Custom Loss doesn't update during training

I am using a PyTorch code to train over a custom loss function in an unsupervised setting.However, the loss doesn’t go down and stays the same over may epochs during the training phase. Please see the training code snippet below:

X = np.load(<data path>) #Load dataset which is a numpy array of N points with some dimension each.
num_samples, num_features = X.shape

gmm = GaussianMixture(n_components=num_classes, covariance_type='spherical')
gmm.fit(X)
z_gmm = gmm.predict(X)

R_gmm = gmm.predict_proba(X)
pre_R = Variable(torch.log(torch.from_numpy(R_gmm + 1e-8)).type(dtype), requires_grad=True)
R = torch.nn.functional.softmax(pre_R)

F = torch.stack(Variable(torch.from_numpy(X).type(dtype), requires_grad=True))
U = Variable(torch.from_numpy(gmm.means_).type(dtype), requires_grad=False)

z_pred = torch.max(R, 1)[1]

distances = torch.sum(((F.unsqueeze(1) - U) ** 2), dim=2)
custom_loss = torch.sum(R * distances) / num_samples

learning_rate = 1e-3
opt_train= torch.optim.Adam([pre_R], lr = learning_rate)
U = torch.div(torch.mm(torch.t(R), F), torch.sum(R, dim=0).unsqueeze(1)) #In place assignment with a formula over variables and hence no gradient update is needed.

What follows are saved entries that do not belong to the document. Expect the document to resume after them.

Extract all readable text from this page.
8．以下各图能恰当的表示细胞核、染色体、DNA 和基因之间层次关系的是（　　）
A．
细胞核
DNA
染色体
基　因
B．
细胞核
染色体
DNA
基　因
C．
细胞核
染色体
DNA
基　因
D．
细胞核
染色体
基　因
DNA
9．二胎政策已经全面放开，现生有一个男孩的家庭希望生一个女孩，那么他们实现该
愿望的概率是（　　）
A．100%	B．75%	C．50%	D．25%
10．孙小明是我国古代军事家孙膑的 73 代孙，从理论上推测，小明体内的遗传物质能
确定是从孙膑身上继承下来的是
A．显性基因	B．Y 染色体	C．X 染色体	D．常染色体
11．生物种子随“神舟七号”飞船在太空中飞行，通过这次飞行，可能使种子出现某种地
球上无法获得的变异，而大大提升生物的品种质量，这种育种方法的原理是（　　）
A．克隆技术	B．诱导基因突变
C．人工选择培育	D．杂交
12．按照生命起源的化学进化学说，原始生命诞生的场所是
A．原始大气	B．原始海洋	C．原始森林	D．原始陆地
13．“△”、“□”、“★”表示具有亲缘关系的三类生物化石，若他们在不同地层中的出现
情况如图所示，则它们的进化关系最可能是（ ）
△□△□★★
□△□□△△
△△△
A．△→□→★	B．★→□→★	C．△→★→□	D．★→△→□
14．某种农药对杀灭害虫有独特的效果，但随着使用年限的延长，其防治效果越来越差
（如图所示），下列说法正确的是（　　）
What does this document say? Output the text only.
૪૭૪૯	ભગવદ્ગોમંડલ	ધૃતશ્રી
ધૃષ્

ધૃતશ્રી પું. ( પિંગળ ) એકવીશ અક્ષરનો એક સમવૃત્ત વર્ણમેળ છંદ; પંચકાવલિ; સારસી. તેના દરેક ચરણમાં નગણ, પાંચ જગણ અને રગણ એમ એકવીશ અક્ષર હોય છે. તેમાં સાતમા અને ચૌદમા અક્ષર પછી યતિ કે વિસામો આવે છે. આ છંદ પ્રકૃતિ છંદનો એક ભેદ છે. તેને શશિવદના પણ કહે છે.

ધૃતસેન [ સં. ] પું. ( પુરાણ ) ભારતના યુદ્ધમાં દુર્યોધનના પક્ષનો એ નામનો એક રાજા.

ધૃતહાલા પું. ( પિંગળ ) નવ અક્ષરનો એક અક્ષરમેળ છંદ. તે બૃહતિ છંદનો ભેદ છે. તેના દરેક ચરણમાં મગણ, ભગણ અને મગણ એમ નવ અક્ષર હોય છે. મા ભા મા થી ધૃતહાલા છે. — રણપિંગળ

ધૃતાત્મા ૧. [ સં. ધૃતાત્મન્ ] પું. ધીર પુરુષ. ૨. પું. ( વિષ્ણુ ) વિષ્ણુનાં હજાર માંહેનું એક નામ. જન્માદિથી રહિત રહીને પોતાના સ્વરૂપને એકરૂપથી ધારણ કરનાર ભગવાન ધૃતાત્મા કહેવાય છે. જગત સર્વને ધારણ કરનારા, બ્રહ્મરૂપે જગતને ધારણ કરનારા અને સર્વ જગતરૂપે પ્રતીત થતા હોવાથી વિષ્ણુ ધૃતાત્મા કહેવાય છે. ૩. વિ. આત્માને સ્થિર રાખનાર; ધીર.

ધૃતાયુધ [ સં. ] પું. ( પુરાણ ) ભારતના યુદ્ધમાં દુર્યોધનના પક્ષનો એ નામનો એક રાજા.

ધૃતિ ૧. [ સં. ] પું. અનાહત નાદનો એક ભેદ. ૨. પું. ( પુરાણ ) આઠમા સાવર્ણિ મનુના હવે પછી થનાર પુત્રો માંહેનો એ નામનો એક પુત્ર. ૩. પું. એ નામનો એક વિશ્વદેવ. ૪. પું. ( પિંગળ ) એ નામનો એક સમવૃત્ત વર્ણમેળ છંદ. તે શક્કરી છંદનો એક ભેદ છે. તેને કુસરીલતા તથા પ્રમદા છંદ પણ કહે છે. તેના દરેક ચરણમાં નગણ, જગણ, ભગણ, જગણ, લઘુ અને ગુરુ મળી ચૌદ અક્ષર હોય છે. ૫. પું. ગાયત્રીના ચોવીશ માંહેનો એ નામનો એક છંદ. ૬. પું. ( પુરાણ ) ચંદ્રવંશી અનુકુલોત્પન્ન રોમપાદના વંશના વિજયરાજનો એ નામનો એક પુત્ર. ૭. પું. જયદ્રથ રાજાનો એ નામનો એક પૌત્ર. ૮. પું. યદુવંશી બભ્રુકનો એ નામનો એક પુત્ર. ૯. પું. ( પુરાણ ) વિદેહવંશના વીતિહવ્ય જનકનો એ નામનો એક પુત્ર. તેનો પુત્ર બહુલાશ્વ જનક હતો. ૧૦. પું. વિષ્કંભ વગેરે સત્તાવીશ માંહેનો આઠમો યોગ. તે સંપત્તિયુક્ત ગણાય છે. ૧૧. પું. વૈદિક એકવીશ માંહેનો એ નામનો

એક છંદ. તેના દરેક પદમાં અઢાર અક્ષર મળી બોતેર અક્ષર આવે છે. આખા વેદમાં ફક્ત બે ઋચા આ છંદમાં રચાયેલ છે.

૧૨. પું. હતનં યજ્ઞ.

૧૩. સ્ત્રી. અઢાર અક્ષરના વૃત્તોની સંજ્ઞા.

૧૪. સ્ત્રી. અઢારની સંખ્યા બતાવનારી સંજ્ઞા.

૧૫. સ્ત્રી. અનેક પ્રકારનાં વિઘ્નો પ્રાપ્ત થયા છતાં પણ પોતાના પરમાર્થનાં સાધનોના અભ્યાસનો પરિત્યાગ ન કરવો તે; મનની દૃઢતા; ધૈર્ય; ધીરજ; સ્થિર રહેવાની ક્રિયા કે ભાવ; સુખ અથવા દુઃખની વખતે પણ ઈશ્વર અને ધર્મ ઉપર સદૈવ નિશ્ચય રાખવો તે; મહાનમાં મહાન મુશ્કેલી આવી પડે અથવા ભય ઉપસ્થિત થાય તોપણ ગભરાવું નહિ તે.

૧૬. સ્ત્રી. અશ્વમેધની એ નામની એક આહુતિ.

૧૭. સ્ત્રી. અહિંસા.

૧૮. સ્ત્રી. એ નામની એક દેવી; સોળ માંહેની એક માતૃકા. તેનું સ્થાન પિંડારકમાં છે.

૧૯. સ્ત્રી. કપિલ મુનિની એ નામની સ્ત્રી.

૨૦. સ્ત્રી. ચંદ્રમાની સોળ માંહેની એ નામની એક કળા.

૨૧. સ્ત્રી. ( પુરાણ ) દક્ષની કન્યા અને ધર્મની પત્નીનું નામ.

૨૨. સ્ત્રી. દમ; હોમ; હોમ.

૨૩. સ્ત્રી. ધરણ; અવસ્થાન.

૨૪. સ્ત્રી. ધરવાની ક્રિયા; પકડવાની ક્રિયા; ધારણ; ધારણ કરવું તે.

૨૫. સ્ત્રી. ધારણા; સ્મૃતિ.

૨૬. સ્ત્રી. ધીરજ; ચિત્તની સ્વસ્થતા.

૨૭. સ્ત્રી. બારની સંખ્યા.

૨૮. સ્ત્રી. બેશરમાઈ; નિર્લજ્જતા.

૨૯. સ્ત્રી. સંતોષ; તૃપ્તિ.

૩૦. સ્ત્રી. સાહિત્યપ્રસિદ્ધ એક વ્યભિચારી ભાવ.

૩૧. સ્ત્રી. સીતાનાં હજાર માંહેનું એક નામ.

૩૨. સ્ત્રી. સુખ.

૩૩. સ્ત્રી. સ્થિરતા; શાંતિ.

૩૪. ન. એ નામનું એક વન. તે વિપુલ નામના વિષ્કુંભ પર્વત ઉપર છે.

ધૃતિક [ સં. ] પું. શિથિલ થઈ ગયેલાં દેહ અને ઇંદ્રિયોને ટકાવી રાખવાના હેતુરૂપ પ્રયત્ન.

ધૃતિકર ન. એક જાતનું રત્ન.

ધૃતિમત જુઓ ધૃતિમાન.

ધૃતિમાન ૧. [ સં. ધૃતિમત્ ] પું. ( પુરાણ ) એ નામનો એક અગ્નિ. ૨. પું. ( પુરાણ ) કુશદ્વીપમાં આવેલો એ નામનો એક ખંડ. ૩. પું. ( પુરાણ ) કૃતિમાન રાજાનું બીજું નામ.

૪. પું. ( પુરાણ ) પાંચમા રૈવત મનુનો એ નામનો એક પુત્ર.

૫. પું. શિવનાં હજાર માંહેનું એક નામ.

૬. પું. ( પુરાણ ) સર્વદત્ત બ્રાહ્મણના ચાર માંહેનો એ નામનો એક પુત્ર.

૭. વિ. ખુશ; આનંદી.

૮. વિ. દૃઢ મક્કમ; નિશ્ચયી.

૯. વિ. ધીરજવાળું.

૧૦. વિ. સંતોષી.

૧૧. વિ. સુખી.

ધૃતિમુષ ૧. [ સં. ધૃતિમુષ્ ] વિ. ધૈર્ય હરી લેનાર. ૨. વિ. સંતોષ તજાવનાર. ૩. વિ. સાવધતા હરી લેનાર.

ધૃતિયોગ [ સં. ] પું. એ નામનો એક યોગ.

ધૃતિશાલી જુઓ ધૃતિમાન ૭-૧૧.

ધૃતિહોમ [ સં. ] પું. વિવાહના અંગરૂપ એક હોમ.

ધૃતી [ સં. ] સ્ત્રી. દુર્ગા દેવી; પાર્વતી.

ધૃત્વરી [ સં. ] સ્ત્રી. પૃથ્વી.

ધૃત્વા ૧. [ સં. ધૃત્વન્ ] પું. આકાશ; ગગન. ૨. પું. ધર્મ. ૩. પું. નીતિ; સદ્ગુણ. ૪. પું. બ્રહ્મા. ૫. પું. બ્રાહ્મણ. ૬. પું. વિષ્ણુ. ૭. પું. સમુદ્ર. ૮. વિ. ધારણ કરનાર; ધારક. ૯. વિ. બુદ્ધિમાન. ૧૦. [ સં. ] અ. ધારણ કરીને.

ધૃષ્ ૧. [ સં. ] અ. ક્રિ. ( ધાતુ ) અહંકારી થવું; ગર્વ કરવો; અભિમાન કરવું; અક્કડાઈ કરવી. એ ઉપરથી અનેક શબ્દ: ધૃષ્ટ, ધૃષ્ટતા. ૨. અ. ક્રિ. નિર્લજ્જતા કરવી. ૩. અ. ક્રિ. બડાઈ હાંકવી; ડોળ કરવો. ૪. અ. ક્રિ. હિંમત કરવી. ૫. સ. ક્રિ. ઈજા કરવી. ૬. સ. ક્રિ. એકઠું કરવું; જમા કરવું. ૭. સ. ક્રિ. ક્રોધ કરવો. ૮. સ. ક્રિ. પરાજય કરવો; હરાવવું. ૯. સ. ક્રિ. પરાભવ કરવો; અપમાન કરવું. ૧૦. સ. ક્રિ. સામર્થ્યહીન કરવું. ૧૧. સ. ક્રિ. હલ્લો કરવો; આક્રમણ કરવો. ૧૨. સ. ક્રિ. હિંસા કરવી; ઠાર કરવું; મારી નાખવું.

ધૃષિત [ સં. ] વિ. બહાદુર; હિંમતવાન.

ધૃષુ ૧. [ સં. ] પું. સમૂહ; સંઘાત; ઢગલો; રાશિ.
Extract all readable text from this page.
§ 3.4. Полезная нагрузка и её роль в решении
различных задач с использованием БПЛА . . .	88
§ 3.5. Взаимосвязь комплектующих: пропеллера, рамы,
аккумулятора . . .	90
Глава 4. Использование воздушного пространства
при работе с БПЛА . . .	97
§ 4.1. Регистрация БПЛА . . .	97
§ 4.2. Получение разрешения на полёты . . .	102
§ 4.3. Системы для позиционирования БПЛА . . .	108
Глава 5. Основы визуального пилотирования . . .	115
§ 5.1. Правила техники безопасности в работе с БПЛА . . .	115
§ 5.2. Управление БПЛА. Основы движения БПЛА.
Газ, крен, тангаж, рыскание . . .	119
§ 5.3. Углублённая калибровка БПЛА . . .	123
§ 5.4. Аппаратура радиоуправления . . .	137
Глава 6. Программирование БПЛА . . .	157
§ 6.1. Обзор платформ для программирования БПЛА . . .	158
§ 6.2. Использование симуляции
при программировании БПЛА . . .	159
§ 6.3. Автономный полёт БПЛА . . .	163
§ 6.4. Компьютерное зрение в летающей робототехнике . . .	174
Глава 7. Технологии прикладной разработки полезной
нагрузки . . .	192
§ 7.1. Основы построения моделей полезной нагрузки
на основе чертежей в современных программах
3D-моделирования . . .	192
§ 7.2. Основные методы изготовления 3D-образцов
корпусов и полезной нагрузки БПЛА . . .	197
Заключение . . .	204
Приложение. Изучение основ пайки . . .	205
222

for epoch in range(max_epochs+1):
    running_loss = 0.0
    for i in range(stepSize):

        # zero the parameter gradients
        opt_train.zero_grad()

        # forward + backward + optimize
        loss = custom_loss
        loss.backward(retain_graph=True)
        opt_train.step()
        running_loss += loss.data[0]

    if epoch % 25 == 0:
        print(epoch, loss.data[0]) # OR running_loss also gives the same values.
        running_loss = 0.0

O/P:
0 5.8993988037109375
25 5.8993988037109375
50 5.8993988037109375
75 5.8993988037109375
100 5.8993988037109375

Am I missing something in the training? I followed this example/tutorial.
Any help and pointers in this regard will be much appreciated.

PS: This question was also posted on StackOverfow.

what’s your train_var? It is the only thing being optimized and I don’t see it involved in this optimization step.

1 Like

Thanks for the prompt reply and pointing that out, Simon. train_var is pre_R and I edited it in the code snippet. It was a small editing mistake in the question posted here as I was ttrying to simplify it for anyone to understand.
Please note that the behavior of the loss is still the same.

You only calculated loss once… So essentially you only did one training step. PyTorch uses dynamic graph, unlike the static graphs in tf or theano. As you wrote:

PyTorch is doing computation on actual values, rather than symbols. So you will want to compute loss in each iteration. In each iteration, you should create a graph, and optimize it. So retain_graph shouldn’t be there in your case. In fact, you usually don’t need to set that in general. :slight_smile:Hope this helps.

1 Like